Late one night when we were all in bed
Old Mrs. Leary left a lantern in the shed
And when the cow kicked it over
She winked her eye and said
There'll be a hot time in the old town tonight
Few words struck terror in the hearts of 19th city dwellers as did the word "fire." In an era when cities were made of wood a single spark could wreak havoc on an entire neighborhood or, in the case of Chicago, an entire city. The summer of 1871 was hot and dry. The city of Chicago had only received one inch of rain between July 4th and October 9th turning the city into a tender box. This kept the 200 or so men of the Chicago Fire Department with their 17 fancy horse drawn steam engines busy. Very busy. They ran from alarm to alarm knowing full well that if a fire got out of hand it could turn into a disaster.

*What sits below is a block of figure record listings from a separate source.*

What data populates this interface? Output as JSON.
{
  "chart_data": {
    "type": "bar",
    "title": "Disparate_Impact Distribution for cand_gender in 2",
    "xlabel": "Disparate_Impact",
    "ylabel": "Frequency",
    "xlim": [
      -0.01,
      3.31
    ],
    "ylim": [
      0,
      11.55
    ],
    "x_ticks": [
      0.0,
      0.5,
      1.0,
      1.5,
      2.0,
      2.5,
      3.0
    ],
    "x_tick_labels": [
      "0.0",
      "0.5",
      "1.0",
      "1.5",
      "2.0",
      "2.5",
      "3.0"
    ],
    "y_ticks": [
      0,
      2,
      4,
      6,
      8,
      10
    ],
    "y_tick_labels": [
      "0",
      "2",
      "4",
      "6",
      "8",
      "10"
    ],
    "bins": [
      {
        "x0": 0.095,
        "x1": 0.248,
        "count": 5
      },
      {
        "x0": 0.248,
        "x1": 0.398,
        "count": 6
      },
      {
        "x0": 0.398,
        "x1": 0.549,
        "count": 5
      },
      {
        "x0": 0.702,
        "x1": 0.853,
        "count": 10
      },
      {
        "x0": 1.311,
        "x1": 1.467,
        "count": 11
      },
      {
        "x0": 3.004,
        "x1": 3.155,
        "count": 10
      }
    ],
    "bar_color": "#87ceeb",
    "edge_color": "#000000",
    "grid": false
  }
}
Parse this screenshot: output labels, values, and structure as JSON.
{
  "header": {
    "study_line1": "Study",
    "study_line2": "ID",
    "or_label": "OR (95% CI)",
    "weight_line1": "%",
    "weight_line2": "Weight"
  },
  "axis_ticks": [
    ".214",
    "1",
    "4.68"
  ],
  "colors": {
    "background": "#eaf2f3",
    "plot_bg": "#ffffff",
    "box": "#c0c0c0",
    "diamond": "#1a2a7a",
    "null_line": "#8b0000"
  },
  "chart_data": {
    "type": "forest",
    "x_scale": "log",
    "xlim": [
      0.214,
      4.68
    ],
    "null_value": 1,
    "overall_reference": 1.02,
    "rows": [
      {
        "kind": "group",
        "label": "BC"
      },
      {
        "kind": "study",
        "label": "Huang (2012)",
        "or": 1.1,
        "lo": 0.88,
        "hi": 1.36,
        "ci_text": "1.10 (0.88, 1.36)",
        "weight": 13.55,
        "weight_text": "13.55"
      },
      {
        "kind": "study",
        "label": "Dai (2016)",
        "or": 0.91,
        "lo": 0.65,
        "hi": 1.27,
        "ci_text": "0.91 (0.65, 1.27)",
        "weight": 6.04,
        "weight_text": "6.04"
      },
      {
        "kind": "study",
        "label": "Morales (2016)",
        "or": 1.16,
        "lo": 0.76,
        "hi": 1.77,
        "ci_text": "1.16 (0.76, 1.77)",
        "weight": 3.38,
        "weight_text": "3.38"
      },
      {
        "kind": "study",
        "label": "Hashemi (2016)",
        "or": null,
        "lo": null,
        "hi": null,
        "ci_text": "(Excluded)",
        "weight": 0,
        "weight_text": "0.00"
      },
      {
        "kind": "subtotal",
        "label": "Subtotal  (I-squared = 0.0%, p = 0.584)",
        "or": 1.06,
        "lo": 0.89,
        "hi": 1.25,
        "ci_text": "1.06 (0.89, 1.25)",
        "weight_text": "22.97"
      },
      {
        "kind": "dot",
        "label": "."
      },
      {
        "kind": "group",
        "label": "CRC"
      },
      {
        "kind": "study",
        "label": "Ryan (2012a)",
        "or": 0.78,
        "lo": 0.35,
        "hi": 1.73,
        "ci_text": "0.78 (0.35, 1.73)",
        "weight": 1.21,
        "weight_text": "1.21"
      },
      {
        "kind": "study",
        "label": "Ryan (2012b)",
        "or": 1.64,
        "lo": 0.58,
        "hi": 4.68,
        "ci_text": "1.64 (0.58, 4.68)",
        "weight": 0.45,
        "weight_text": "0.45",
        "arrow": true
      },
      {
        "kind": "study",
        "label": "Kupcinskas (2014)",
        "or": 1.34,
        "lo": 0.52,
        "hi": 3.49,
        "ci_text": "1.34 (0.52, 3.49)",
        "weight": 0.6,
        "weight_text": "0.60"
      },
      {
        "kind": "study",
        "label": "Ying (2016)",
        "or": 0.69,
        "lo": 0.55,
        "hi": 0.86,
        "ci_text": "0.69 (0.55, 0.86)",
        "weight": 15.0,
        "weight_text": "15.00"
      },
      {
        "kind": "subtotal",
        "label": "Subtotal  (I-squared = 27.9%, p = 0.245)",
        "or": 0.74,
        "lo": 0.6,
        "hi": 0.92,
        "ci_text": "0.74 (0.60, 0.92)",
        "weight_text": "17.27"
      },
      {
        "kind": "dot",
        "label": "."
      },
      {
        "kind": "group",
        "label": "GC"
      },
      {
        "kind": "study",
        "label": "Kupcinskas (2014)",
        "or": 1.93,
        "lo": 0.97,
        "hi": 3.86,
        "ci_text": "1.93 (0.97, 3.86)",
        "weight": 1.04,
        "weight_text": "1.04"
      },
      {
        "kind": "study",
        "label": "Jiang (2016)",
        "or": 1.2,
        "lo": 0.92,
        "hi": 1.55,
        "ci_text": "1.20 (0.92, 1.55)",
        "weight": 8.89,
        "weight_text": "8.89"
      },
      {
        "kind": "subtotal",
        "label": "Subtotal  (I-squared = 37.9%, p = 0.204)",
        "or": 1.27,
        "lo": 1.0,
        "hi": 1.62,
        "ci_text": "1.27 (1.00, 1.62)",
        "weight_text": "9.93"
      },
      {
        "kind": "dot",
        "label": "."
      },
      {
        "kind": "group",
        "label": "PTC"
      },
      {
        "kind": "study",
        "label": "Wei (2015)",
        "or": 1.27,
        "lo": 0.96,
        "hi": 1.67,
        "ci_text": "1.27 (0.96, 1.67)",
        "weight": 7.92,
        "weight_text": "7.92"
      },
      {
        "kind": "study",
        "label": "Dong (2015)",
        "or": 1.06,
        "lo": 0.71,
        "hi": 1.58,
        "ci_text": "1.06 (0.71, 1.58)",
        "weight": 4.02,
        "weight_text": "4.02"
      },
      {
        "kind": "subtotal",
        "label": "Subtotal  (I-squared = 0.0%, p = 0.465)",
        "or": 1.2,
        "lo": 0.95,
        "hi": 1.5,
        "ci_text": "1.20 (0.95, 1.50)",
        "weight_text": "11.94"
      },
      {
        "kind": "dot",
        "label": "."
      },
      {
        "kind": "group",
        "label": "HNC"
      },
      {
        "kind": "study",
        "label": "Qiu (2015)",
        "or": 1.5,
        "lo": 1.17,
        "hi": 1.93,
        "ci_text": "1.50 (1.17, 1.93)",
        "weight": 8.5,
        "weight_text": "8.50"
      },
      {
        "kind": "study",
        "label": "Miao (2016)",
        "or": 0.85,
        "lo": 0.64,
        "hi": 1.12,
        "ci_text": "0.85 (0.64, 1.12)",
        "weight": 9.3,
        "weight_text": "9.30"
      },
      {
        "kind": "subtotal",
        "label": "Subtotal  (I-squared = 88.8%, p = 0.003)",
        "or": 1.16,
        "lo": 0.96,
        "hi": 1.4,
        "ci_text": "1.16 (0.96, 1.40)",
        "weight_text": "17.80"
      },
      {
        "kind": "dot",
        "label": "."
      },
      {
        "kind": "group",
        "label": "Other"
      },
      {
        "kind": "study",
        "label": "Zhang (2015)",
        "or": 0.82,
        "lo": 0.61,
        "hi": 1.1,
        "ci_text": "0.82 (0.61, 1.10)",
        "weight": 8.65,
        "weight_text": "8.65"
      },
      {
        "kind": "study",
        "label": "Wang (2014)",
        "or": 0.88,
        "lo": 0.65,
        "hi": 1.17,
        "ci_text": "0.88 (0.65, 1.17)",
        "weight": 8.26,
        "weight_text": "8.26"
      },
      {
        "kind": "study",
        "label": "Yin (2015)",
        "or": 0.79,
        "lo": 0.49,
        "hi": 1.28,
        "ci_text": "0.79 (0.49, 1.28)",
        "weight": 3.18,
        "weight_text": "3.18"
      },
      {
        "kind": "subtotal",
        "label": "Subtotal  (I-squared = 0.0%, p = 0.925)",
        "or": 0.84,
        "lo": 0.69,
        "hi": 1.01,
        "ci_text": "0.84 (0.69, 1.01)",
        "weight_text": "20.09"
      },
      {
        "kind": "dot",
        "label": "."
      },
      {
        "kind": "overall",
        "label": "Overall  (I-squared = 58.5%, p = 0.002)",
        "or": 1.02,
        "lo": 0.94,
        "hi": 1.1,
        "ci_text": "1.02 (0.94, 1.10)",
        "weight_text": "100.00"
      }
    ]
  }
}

Around 9pm on the night of October 8th, someone reported a fire in a barn behind 137 DeKoven Street. The Fire Department responded quickly but in a strange twist of fate, the fire was reported to be in a different location and so they initially showed up at the wrong place. This slight delay of a few minutes allowed the fire to take hold. By they time they corrected their error, the barn was fully involved and the fire was spreading.
137 DeKoven Street. The scene of the "crime".
Freakishly strong winds were pushing the fire to the southwest, towards the city's business district. The fire began to take on a life of its own. You see, fire is a living thing, just like we are. It requires oxygen and fuel (food) in order to survive. As the fire grew bigger, so too did its appetite. The winds blowing across the fire grew hot enough to ignite dry wood (similar to Santa Anna winds in California). The fire jumped the Chicago River and raced through the business district. Panic set in. People loaded up their possessions onto carts and tried to escape. The fire itself took on a tornado like appearance. Something you your normally see with massive wildfires out west or cities that were firebombed during World War Two. Around 2:30 in the morning, the bell atop the city courthouse collapsed. Witnesses heard the crash from miles away. The city lost its water supply when the building which housed the city waterworks burned. They were now powerless to help;
The fire continued to burn well into the evening of October 9th. By the time Mother Nature showed mercy on the battered firemen of Chicago and allowed some rain to fall, the fire had more or less burned itself out though there were still some hot pockets that needed watching through October the 10th. The scope of the damage defies attempts to describe it. 2,000 acres burned. 100,000 people left homeless (1/3rd of the city's pre-fire population). The path of destruction was said to be four miles long and 3/4s of a mile wide but estimates vary a little.
Intersection of Dearborn and Monroe
So what started the fire? In the 19th Century, when in doubt, blame an Irish person. Mrs. O'Leary who lived in the home on DeKoven Street became almost an urban legend. It was widely believed that her cow kicked over a lantern in the shed and that started the fire. As a former arson investigator with an excellent track record of successful cases, I call bullshit on that theory. So what did cause the fire? No one can agree. It could have been burning embers from someone's chimney landing in her shed given the wind conditions that night. Some witnesses reported seeing men gambling in her shed by lantern light early that evening. Yet no real move was made to track them down. Also, we cannot forget Peg Leg Sullivan. He was present that night and placed himself, via his testimony, at the scene of the fire. He claims to have walked the length of half a football field, into a burning barn, tried to put out the fire and tried to rescue animals and then walked out of the barn and back to where he started from in the space of just a few minutes. Without receiving a scratch or appearing out of breath. I also call bullshit on his story. Peg Leg Sullivan, you are lucky I wasn't alive back then. We'd have gotten to know each other really well in the interrogation room.
Mrs. O'Leary's house was spared as the winds pushed the fire away from it. Her home was still standing into the 1950s when the city of Chicago purchased it and tore it down. In its place they built..........wait for it..........the Chicago Fire Academy! I love a city that would do something like that. (Unlike Houston that bulldozes anything older than 30 years for no good reason.) Of course, the incident is also preserved in the name of Chicago's Major League Soccer team, the Chicago Fire. They have one of the better MLS names. Much better than Real Salt Lake.
So just a reminder, Dear Readers, be careful where you toss your cigarette butts and burning coals from your barbecue pits lest you be the cause of the next urban conflagration. Also, beware of people gambling in your garage and shady characters with wooden legs who hang around you yard for no reason. Don't say I didn't warn you.
My name is Lee Hutch and I am a Half A$$ Historian who was a damn good arson cop even though I never investigated an urban conflagration of this magnitude.